Chief Executive Francisco D'Souza and his top team received 142% of their target bonuses for the year, resulting in a significant spike to their annual pay packages.
This comes after the US-based company, which has most of its employees working out of India, exceeded its 2015 target with a 21% increase in revenue - its Indian rivals barely managed to grow in single digits in the year through March 2016.
D'Souza, who earned about $11 million in annual compensation in 2014, took home $11.95 million last year, making him the top paid CEO among peers such as Vishal Sikka of Infosys, N Chandrasekaran of TCS and Abidali Neemuchwala of Wipro.
"The compensation committee set the 2015 target awards for the named executives at a level equal to 85% of the named executives' base salaries," Cognizant said in the regulatory filing.
Based on the company's results, "the committee determined that performance under the annual cash incentive programme had been achieved at a level equal to 142% of the target award," it said.
Cognizant also introduced some changes to its performance shares units, or stock compensation, programme for top executives and said it would now move to a two-year performance measurement period, replacing the previous one-year clause.
"PSUs granted in 2015 utilise two weighted performance metrics measured during fiscal year 2016: revenue (75%) and non-GAAP EPS (25%).
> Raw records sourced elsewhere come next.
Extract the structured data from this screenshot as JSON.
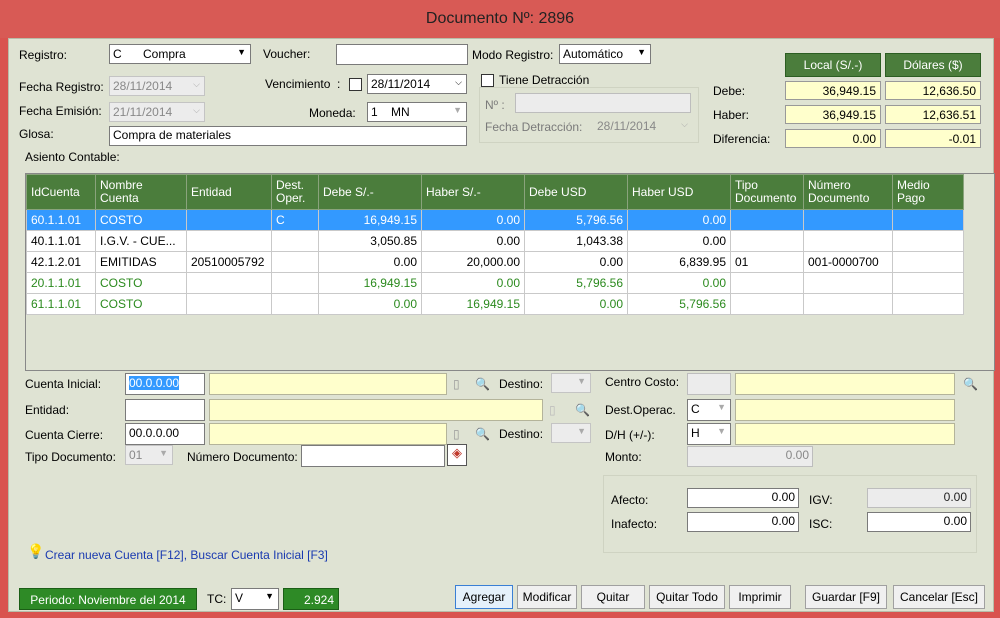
{
  "window": {
    "title": "Documento Nº: 2896"
  },
  "form": {
    "registro_label": "Registro:",
    "registro_code": "C",
    "registro_value": "Compra",
    "voucher_label": "Voucher:",
    "voucher_value": "",
    "modo_label": "Modo Registro:",
    "modo_value": "Automático",
    "fecha_registro_label": "Fecha Registro:",
    "fecha_registro_value": "28/11/2014",
    "vencimiento_label": "Vencimiento",
    "vencimiento_colon": ":",
    "vencimiento_value": "28/11/2014",
    "tiene_detraccion_label": "Tiene Detracción",
    "fecha_emision_label": "Fecha Emisión:",
    "fecha_emision_value": "21/11/2014",
    "moneda_label": "Moneda:",
    "moneda_code": "1",
    "moneda_value": "MN",
    "nro_label": "Nº :",
    "nro_value": "",
    "fecha_detraccion_label": "Fecha Detracción:",
    "fecha_detraccion_value": "28/11/2014",
    "glosa_label": "Glosa:",
    "glosa_value": "Compra de materiales",
    "asiento_label": "Asiento Contable:"
  },
  "summary": {
    "local_header": "Local (S/.-)",
    "dolares_header": "Dólares ($)",
    "debe_label": "Debe:",
    "haber_label": "Haber:",
    "diferencia_label": "Diferencia:",
    "debe_local": "36,949.15",
    "debe_usd": "12,636.50",
    "haber_local": "36,949.15",
    "haber_usd": "12,636.51",
    "dif_local": "0.00",
    "dif_usd": "-0.01"
  },
  "grid": {
    "columns": [
      "IdCuenta",
      "Nombre Cuenta",
      "Entidad",
      "Dest. Oper.",
      "Debe S/.-",
      "Haber S/.-",
      "Debe USD",
      "Haber USD",
      "Tipo Documento",
      "Número Documento",
      "Medio Pago"
    ],
    "rows": [
      {
        "id": "60.1.1.01",
        "nombre": "COSTO",
        "entidad": "",
        "dest": "C",
        "debe_s": "16,949.15",
        "haber_s": "0.00",
        "debe_usd": "5,796.56",
        "haber_usd": "0.00",
        "tipo": "",
        "numero": "",
        "medio": ""
      },
      {
        "id": "40.1.1.01",
        "nombre": "I.G.V. - CUE...",
        "entidad": "",
        "dest": "",
        "debe_s": "3,050.85",
        "haber_s": "0.00",
        "debe_usd": "1,043.38",
        "haber_usd": "0.00",
        "tipo": "",
        "numero": "",
        "medio": ""
      },
      {
        "id": "42.1.2.01",
        "nombre": "EMITIDAS",
        "entidad": "20510005792",
        "dest": "",
        "debe_s": "0.00",
        "haber_s": "20,000.00",
        "debe_usd": "0.00",
        "haber_usd": "6,839.95",
        "tipo": "01",
        "numero": "001-0000700",
        "medio": ""
      },
      {
        "id": "20.1.1.01",
        "nombre": "COSTO",
        "entidad": "",
        "dest": "",
        "debe_s": "16,949.15",
        "haber_s": "0.00",
        "debe_usd": "5,796.56",
        "haber_usd": "0.00",
        "tipo": "",
        "numero": "",
        "medio": ""
      },
      {
        "id": "61.1.1.01",
        "nombre": "COSTO",
        "entidad": "",
        "dest": "",
        "debe_s": "0.00",
        "haber_s": "16,949.15",
        "debe_usd": "0.00",
        "haber_usd": "5,796.56",
        "tipo": "",
        "numero": "",
        "medio": ""
      }
    ]
  },
  "editor": {
    "cuenta_inicial_label": "Cuenta Inicial:",
    "cuenta_inicial_value": "00.0.0.00",
    "destino_label": "Destino:",
    "centro_costo_label": "Centro Costo:",
    "entidad_label": "Entidad:",
    "dest_operac_label": "Dest.Operac.",
    "dest_operac_value": "C",
    "cuenta_cierre_label": "Cuenta Cierre:",
    "cuenta_cierre_value": "00.0.0.00",
    "destino2_label": "Destino:",
    "dh_label": "D/H (+/-):",
    "dh_value": "H",
    "tipo_doc_label": "Tipo Documento:",
    "tipo_doc_value": "01",
    "numero_doc_label": "Número Documento:",
    "monto_label": "Monto:",
    "monto_value": "0.00",
    "afecto_label": "Afecto:",
    "afecto_value": "0.00",
    "inafecto_label": "Inafecto:",
    "inafecto_value": "0.00",
    "igv_label": "IGV:",
    "igv_value": "0.00",
    "isc_label": "ISC:",
    "isc_value": "0.00"
  },
  "hint": "Crear nueva Cuenta [F12], Buscar Cuenta Inicial [F3]",
  "footer": {
    "periodo": "Periodo: Noviembre del 2014",
    "tc_label": "TC:",
    "tc_type": "V",
    "tc_value": "2.924",
    "btn_agregar": "Agregar",
    "btn_modificar": "Modificar",
    "btn_quitar": "Quitar",
    "btn_quitar_todo": "Quitar Todo",
    "btn_imprimir": "Imprimir",
    "btn_guardar": "Guardar [F9]",
    "btn_cancelar": "Cancelar [Esc]"
  },
  "colors": {
    "accent_green": "#4b7d3c",
    "selection_blue": "#3399ff",
    "title_red": "#d85a55",
    "form_bg": "#dfe3d3"
  }
}
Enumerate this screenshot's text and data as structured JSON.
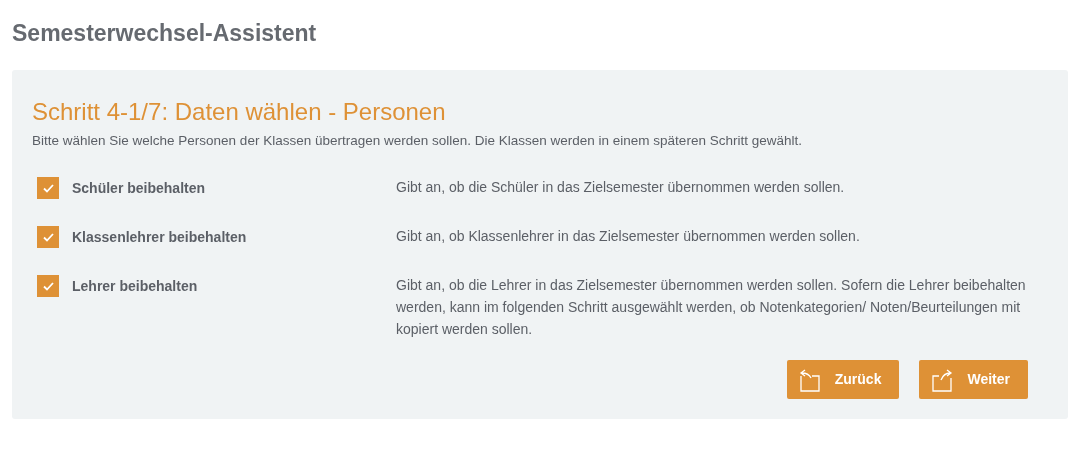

PSUs granted in prior years utilised a single performance metric (revenue)," Cognizant said.
PSUs granted in 2016 will continue to utilise the same two weighted performance metrics as in 2015 and, in addition, will move to a two-year performance measurement period with vesting of 1/3rd at 30 months and 2/3rds at 36 months, replacing the previous one-year performance measurement period and vesting of 1/3rd at 18 months and 2/3rds at 36 months," it said.
Top executives and veterans of the company such as President Gordon Coburn, finance chief Karen McLoughlin and Raj Mehta, who heads the core IT services business, also raked in handsome multi-million dollar packages for the year, including stock options and bonuses. Coburn, McLoughlin and Mehta took home $6.97 million, $3.7 million and $6.5 million, respectively.
"In 2015, the compensation committee established target long-term incentive compensation values that were, as compared to the values provided in 2014, approximately 3% higher for all of the named executives except Ms McLoughlin, for whom it was approximately 8% higher. The 3% increases were primarily to account for increases in the cost of living and general market trends, reflecting the fact that there were no major changes in the other factors mentioned above," Cognizant said.
To be sure, Cognizant's 2015 performance was buoyed by revenue from its Trizetto acquisition which added at least 5 to 6 percentage points to its overall growth. But even without that, Cognizant's growth comfortably eclipsed that of TCS, Wipro and Infosys.